Ein Wahlsieger ist auch die Chega. Statt 1,3 kam die Partei auf gut sieben Prozent. Die Ultras von André Ventura, der selbst aus der PSD kommt, lösten den Linksblock als drittstärkste Kraft ab. Sie werden statt einem nun über zwölf Parlamentarier verfügen. Ventura ist es gelungen, die traditionelle Rechte mit der CDS-PP zu zerschlagen. Die zieht nicht erneut ins Parlament ein. Sie kam 2019 noch auf 4,2 Prozent, als sie 2011 noch allein und nicht in Koalition mit der PSD antrat, waren es noch sogar 11,7.

Im Laufe des Wahlabends schoben sich auch die Liberalen (IL) noch vor den Linksblock und die kommunistisch dominierte Koalition CDU. Statt 1,3 Prozent kam IL auf fünf Prozent und wird statt einen nun acht Abgeordnete haben.

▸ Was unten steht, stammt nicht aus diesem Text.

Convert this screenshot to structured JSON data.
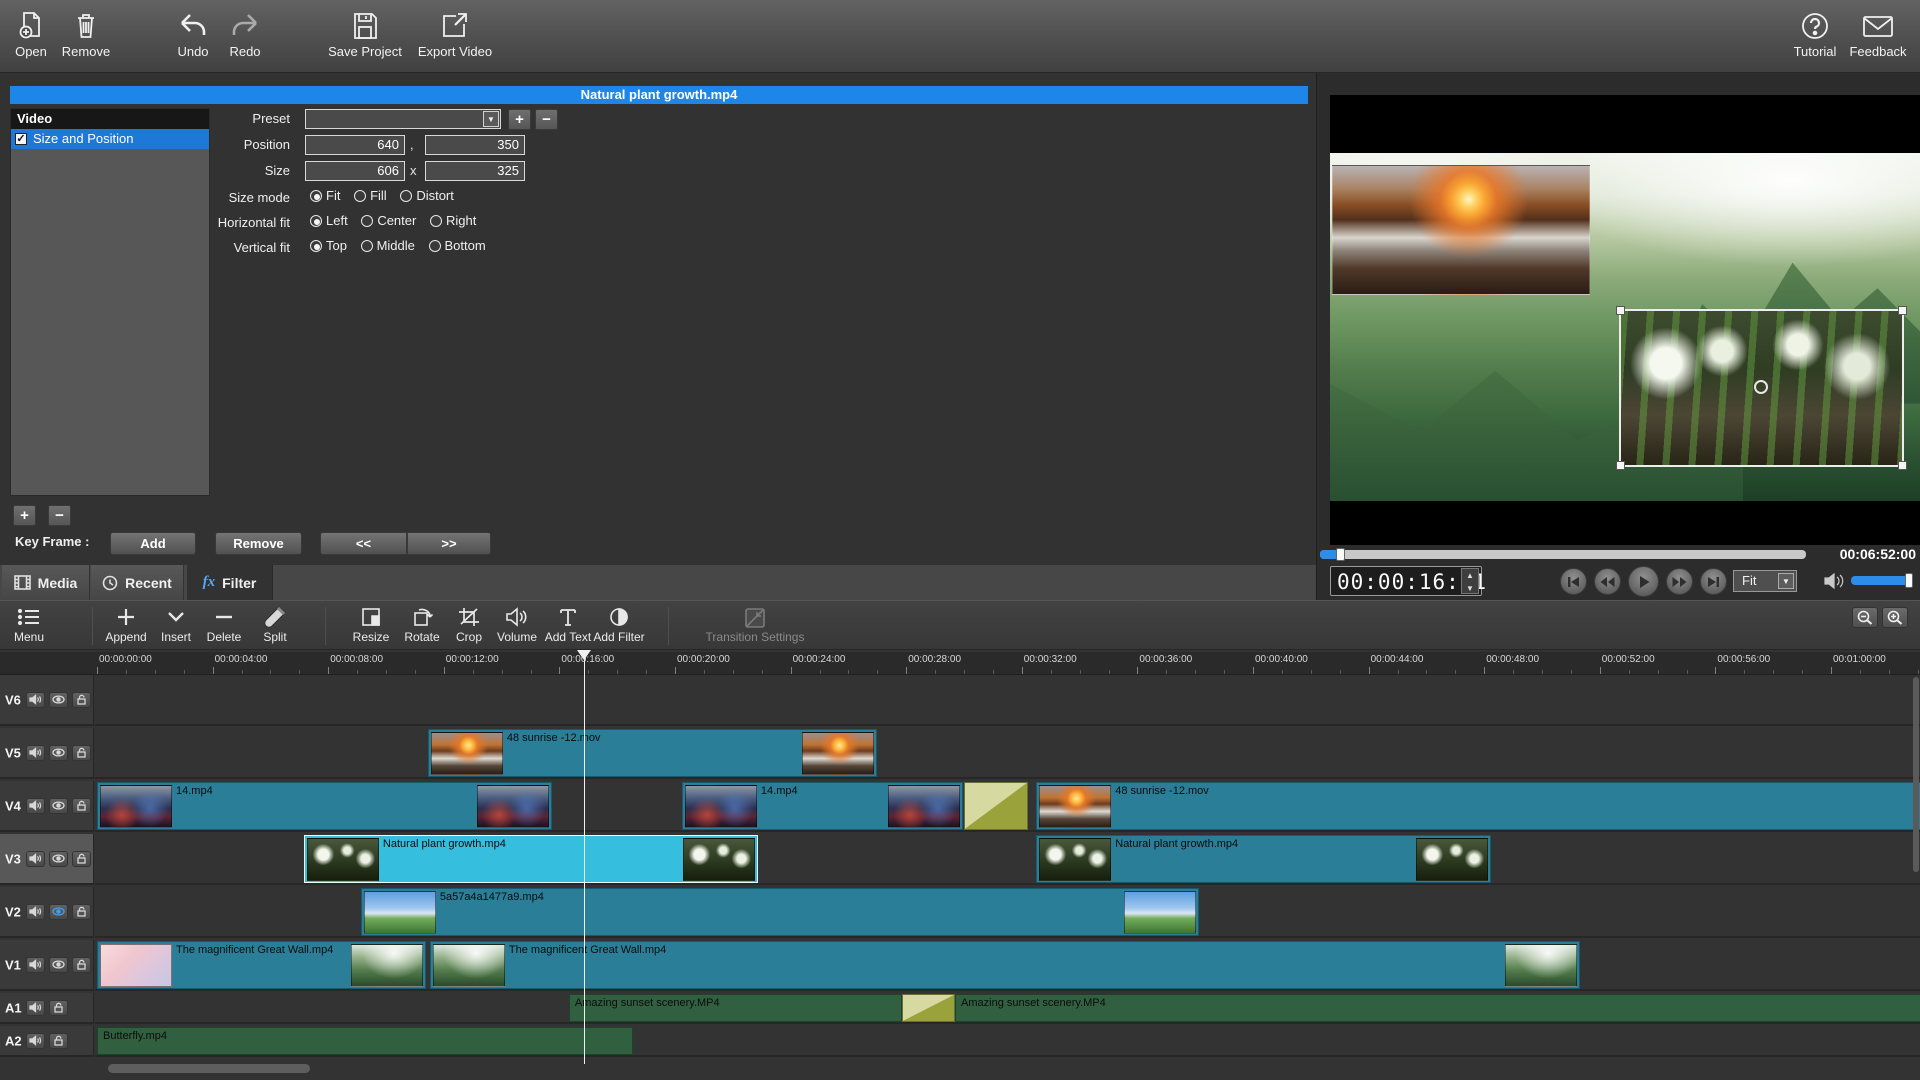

Die CDU sackte von 6,3 auf 4,4 Prozent ab. Die Zahl ihrer Sitze halbiert sich auf sechs. Aber die Kommunisten werden sogar eine stärkere Fraktion als der Bloco haben, obwohl sie weniger Stimmen erhielten. Beide Parteien machen klar, dass sie sich nun in der Opposition neu aufstellen und weiter für die Rechte der breiten Bevölkerung kämpfen werden.

Costa hatte seine Unterstützer nach den Wahlen 2019 vor den Kopf gestoßen und keine Abkommen geschlossen. In den Haushaltsverhandlungen blieb er zuletzt hart, wollte kaum Zugeständnisse machen. Der Haushalt scheiterte, obwohl ein Kompromiss erneut möglich war, weshalb Präsident Rebelo de Sousa (PSD) das Parlament auflöste. Costa manövrierte BE und CDU in ein Dilemma. Setzen sie erneut wenig durch, verlieren sie Zustimmung unter radikaleren Anhängern. Kommt es zu Neuwahlen, weil der Haushalt scheitert, verlieren sie an Zustimmung bei gemäßigteren Wählern. Sein Schachzug ging auf.

Costa will seine Mehrheit nun nicht missbrauchen. »Eine absolute Mehrheit bedeutet nicht absolute Macht«, erklärte er zu seinem Wahlsieg. Er weiß, dass er nur mit »Leihstimmen« gewonnen hat. »Viele Portugiesen mit anderen Vorstellungen haben sich der PS angeschlossen«, da das Land Stabilität brauche. Er wolle für »alle Portugiesen regieren«, sagte er und bot allen Parteien - mit Ausnahme von Chega - einen Dialog an. Er wolle aber er loyal zum sozialistischen Programm und zu den Maßnahmen regieren, die im abgelehnten Haushalt enthalten waren.